Postby Harriet » Wed Nov 10, 2010 12:05 am
Have a great time with new activity, Emptynester.
Nancy, an extra video workout to choose in winter will be lots of help.
Lynlee, then my breakfasts lately would be 6-es. Assuming a favorite big salad midday sometimes, that would add 5 or 6. At that point, as I consider variety, my success breaks down. For instance, yesterday my supper would have added 2. I imagine I would stagnate at 16 or so most days, even when I was trying to pull as much produce variety as possible into my days.

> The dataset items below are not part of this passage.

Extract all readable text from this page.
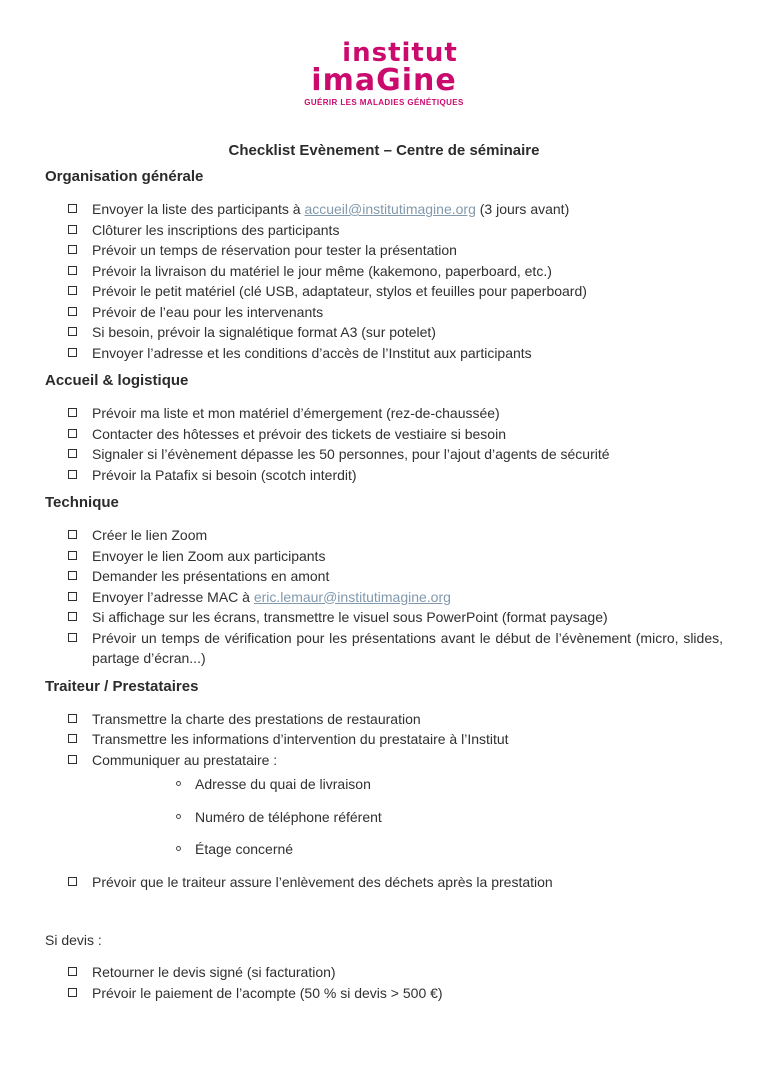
institut
imaGine
GUÉRIR LES MALADIES GÉNÉTIQUES
Checklist Evènement – Centre de séminaire
Organisation générale
Envoyer la liste des participants à accueil@institutimagine.org (3 jours avant)
Clôturer les inscriptions des participants
Prévoir un temps de réservation pour tester la présentation
Prévoir la livraison du matériel le jour même (kakemono, paperboard, etc.)
Prévoir le petit matériel (clé USB, adaptateur, stylos et feuilles pour paperboard)
Prévoir de l’eau pour les intervenants
Si besoin, prévoir la signalétique format A3 (sur potelet)
Envoyer l’adresse et les conditions d’accès de l’Institut aux participants
Accueil & logistique
Prévoir ma liste et mon matériel d’émergement (rez-de-chaussée)
Contacter des hôtesses et prévoir des tickets de vestiaire si besoin
Signaler si l’évènement dépasse les 50 personnes, pour l’ajout d’agents de sécurité
Prévoir la Patafix si besoin (scotch interdit)
Technique
Créer le lien Zoom
Envoyer le lien Zoom aux participants
Demander les présentations en amont
Envoyer l’adresse MAC à eric.lemaur@institutimagine.org
Si affichage sur les écrans, transmettre le visuel sous PowerPoint (format paysage)
Prévoir un temps de vérification pour les présentations avant le début de l’évènement (micro, slides, partage d’écran...)
Traiteur / Prestataires
Transmettre la charte des prestations de restauration
Transmettre les informations d’intervention du prestataire à l’Institut
Communiquer au prestataire :
Adresse du quai de livraison
Numéro de téléphone référent
Étage concerné
Prévoir que le traiteur assure l’enlèvement des déchets après la prestation
Si devis :
Retourner le devis signé (si facturation)
Prévoir le paiement de l’acompte (50 % si devis > 500 €)
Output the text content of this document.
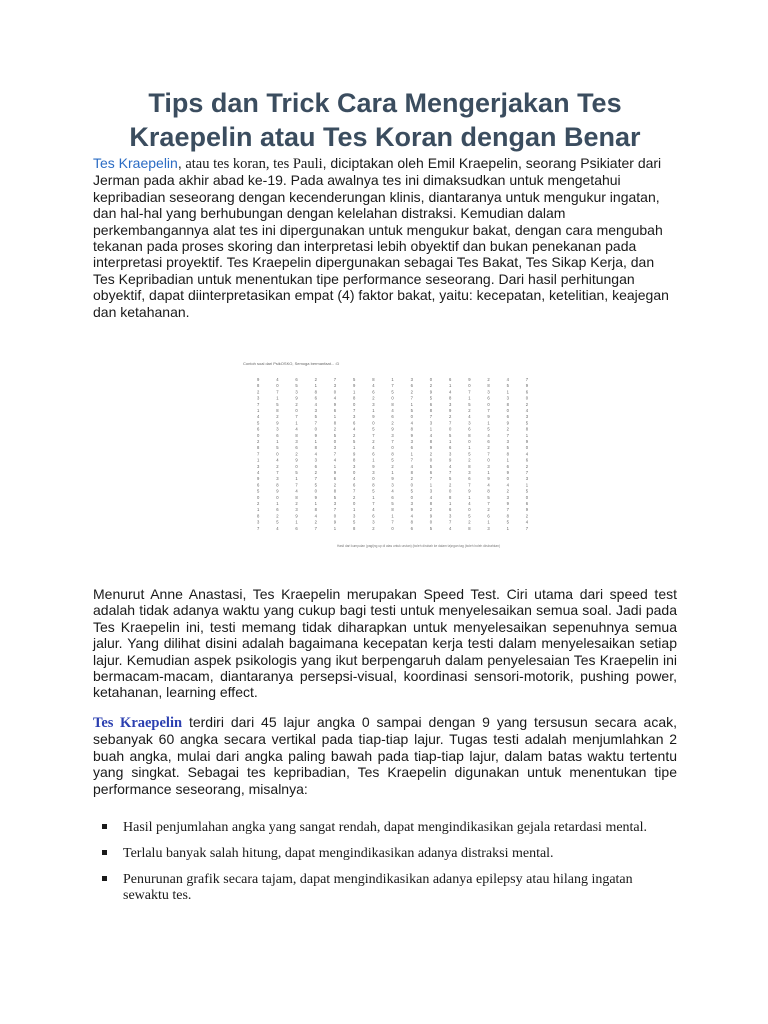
Tips dan Trick Cara Mengerjakan Tes Kraepelin atau Tes Koran dengan Benar

Tes Kraepelin, atau tes koran, tes Pauli, diciptakan oleh Emil Kraepelin, seorang Psikiater dari Jerman pada akhir abad ke-19. Pada awalnya tes ini dimaksudkan untuk mengetahui kepribadian seseorang dengan kecenderungan klinis, diantaranya untuk mengukur ingatan, dan hal-hal yang berhubungan dengan kelelahan distraksi. Kemudian dalam perkembangannya alat tes ini dipergunakan untuk mengukur bakat, dengan cara mengubah tekanan pada proses skoring dan interpretasi lebih obyektif dan bukan penekanan pada interpretasi proyektif. Tes Kraepelin dipergunakan sebagai Tes Bakat, Tes Sikap Kerja, dan Tes Kepribadian untuk menentukan tipe performance seseorang. Dari hasil perhitungan obyektif, dapat diinterpretasikan empat (4) faktor bakat, yaitu: kecepatan, ketelitian, keajegan dan ketahanan.

Contoh soal dari PsikOSKO, Semoga bermanfaat... :D
9
8
2
3
7
1
4
5
6
0
2
8
7
1
3
4
9
6
5
0
2
1
8
3
7
4
0
7
1
5
8
2
9
3
6
1
5
0
4
2
7
3
8
9
0
1
6
2
5
4
6
5
3
9
2
0
7
1
4
8
3
6
2
9
0
5
1
7
4
8
2
3
9
1
6
2
1
8
6
4
3
5
7
0
9
1
8
4
3
6
2
7
5
0
9
1
8
4
2
7
7
3
0
4
9
6
1
8
2
5
0
3
7
4
1
9
6
2
8
5
3
7
0
9
1
5
9
1
8
0
7
3
6
4
2
5
1
9
8
3
0
4
6
7
2
0
1
3
5
8
8
4
6
2
3
1
9
0
5
7
2
4
6
1
9
3
0
8
5
1
7
4
6
3
2
1
7
5
0
8
4
6
2
9
3
7
0
8
5
2
1
9
3
4
6
5
8
1
7
0
3
6
2
7
1
5
0
4
8
9
3
6
1
7
4
8
2
0
5
0
3
9
4
8
6
0
2
9
5
6
8
7
3
1
4
8
9
2
0
5
6
7
1
3
4
8
2
9
0
5
6
1
4
8
3
9
2
7
0
5
1
6
3
9
4
7
5
2
0
8
1
6
3
7
4
9
0
7
1
5
2
4
3
6
8
0
1
5
2
8
3
6
7
9
1
4
0
5
2
8
2
8
3
6
0
7
9
1
5
4
6
2
7
0
3
1
9
4
8
5
7
2
6
1
3
4
5
1
3
8
0
6
9
2
7
3
5
8
1
6
9
0
4
2
3
9
7
8
5
1
7
9
6
0
2
4
3
5
8
1
9
0
4
6
2
7
3
1
5
0
6
9
2
4
7
Hasil dari kumpulan (pagi|ng up di atas untuk urutan) (boleh dirubah ke dalam ta)ngan tag (boleh boleh dirubahkan)

Menurut Anne Anastasi, Tes Kraepelin merupakan Speed Test. Ciri utama dari speed test adalah tidak adanya waktu yang cukup bagi testi untuk menyelesaikan semua soal. Jadi pada Tes Kraepelin ini, testi memang tidak diharapkan untuk menyelesaikan sepenuhnya semua jalur. Yang dilihat disini adalah bagaimana kecepatan kerja testi dalam menyelesaikan setiap lajur. Kemudian aspek psikologis yang ikut berpengaruh dalam penyelesaian Tes Kraepelin ini bermacam-macam, diantaranya persepsi-visual, koordinasi sensori-motorik, pushing power, ketahanan, learning effect.

Tes Kraepelin terdiri dari 45 lajur angka 0 sampai dengan 9 yang tersusun secara acak, sebanyak 60 angka secara vertikal pada tiap-tiap lajur. Tugas testi adalah menjumlahkan 2 buah angka, mulai dari angka paling bawah pada tiap-tiap lajur, dalam batas waktu tertentu yang singkat. Sebagai tes kepribadian, Tes Kraepelin digunakan untuk menentukan tipe performance seseorang, misalnya:

Hasil penjumlahan angka yang sangat rendah, dapat mengindikasikan gejala retardasi mental.
Terlalu banyak salah hitung, dapat mengindikasikan adanya distraksi mental.
Penurunan grafik secara tajam, dapat mengindikasikan adanya epilepsy atau hilang ingatan sewaktu tes.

The weight-loss versus nutrition debate really does interest me (and I guess it irritates me that someone reinvents the wheel and makes headlines). Is it worth it to do anything we can to get that scale down first and think about what's "good" for us later?
Johnson discussed in his book his worries over how he could help his patients gain "healthspan" (the length of time a person is actively mobile with good hearing, eyesight and cognitive abilities) when all the while he was agonizingly watching them get fatter and less healthy instead. Although he was impressed with 2 major studies that showed heart disease risk was 25 % less in people who ate 5 servings of frts/veggies a day (cancer reduction unimpressive, sorry), he realized that even that benefit paled in comparison to risk reductions with weight loss. Other studies in exercise, dietary composition, serum cholesterol were interesting, but none of them could compare with the huge benefit of weight loss specifically.
The bottom line was consistent: the lower the BMI (body mass index) the longer the healthspan, period. So Johnson began to theorize that it would be better to eat "bad" food if it helped you lose weight, than it would be to stay overweight eating "good" food. Ultimately, he expanded that to advocate that his patients eat what they wanted 4 days per week, within a pre-determined personal calorie count, and diet within a percentage of that count 3 days per week, so that they always had their "treats" on the horizon, to help them mentally.
Anyway, this was all back in the mid-2000s and his book came out in 08. So the Twinkie Diet may take it further, but it is not a new idea, not even new within this decade.